Overview
Write stalls occur when RocksDB slows down or temporarily stops accepting writes to prevent running out of resources. This is a critical flow control mechanism that protects database stability.
Write stalls indicate that writes are arriving faster than compaction can process them.
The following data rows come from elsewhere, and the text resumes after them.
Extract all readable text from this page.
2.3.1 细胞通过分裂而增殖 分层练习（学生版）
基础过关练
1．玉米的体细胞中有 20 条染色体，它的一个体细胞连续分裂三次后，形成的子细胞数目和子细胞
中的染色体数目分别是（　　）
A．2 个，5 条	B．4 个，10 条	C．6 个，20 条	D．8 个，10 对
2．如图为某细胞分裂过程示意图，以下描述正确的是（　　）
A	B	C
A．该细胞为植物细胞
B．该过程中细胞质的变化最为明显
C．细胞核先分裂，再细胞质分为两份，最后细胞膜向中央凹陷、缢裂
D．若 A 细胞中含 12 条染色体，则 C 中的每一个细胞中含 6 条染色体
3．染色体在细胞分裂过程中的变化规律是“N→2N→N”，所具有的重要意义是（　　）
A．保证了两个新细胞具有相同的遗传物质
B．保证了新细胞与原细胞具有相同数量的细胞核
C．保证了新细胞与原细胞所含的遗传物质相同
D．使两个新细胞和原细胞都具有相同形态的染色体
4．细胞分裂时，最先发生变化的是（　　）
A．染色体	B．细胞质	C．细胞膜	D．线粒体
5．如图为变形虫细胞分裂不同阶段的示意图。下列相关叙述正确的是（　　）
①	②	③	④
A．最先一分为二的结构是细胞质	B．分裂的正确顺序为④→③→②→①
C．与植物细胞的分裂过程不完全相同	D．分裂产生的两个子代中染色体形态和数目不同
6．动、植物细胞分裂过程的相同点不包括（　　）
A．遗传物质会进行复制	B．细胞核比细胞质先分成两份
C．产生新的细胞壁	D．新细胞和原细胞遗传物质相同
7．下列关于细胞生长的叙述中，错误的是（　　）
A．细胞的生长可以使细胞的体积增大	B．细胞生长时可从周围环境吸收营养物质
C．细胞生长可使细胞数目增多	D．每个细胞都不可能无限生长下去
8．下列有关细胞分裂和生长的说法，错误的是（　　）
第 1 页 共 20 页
While stalls protect the database, they impact write throughput and latency.
Why Write Stalls Happen
From advanced_options.h:539-716, RocksDB triggers write stalls when:
- Too many L0 files - Exceeds
level0_slowdown_writes_trigger or level0_stop_writes_trigger
- Pending compaction bytes - Exceeds
soft_pending_compaction_bytes_limit or hard_pending_compaction_bytes_limit
- Too many memtables - Immutable memtables waiting for flush
Stall Conditions
Level 0 File Thresholds
From advanced_options.h:539-553:
// Soft limit - starts slowing down writes
int level0_slowdown_writes_trigger = 20; // Default
// Hard limit - stops writes completely
int level0_stop_writes_trigger = 36; // Default
How it works:
Options options;
options.level0_slowdown_writes_trigger = 20;
options.level0_stop_writes_trigger = 36;
// L0 files: 0-19 → Normal write speed
// L0 files: 20-35 → Writes slowed (delayed_write_rate)
// L0 files: 36+ → Writes stopped until compaction catches up
Dynamically changeable through SetOptions() API.
Pending Compaction Bytes
From advanced_options.h:702-716:
// Soft limit - slow down writes
uint64_t soft_pending_compaction_bytes_limit = 64 * 1024 * 1024 * 1024ULL; // 64 GB
// Hard limit - stop writes
uint64_t hard_pending_compaction_bytes_limit = 256 * 1024 * 1024 * 1024ULL; // 256 GB
Purpose: Prevents unbounded accumulation of data awaiting compaction.
Options options;
options.soft_pending_compaction_bytes_limit = 64ULL * 1024 * 1024 * 1024;
options.hard_pending_compaction_bytes_limit = 256ULL * 1024 * 1024 * 1024;
// Estimated pending bytes < 64 GB → Normal
// Estimated pending bytes 64-256 GB → Delayed writes
// Estimated pending bytes > 256 GB → Writes stopped
Memtable Limits
From advanced_options.h:259-270:
int max_write_buffer_number = 2; // Maximum write buffers
Write stalls when:
- Active memtable is full
- All
max_write_buffer_number slots are occupied
- Flush can’t keep up with write rate
Write Delay Rate
When slowdown is triggered, writes are delayed to this rate:
DBOptions db_options;
db_options.delayed_write_rate = 16 * 1024 * 1024; // 16 MB/s (default)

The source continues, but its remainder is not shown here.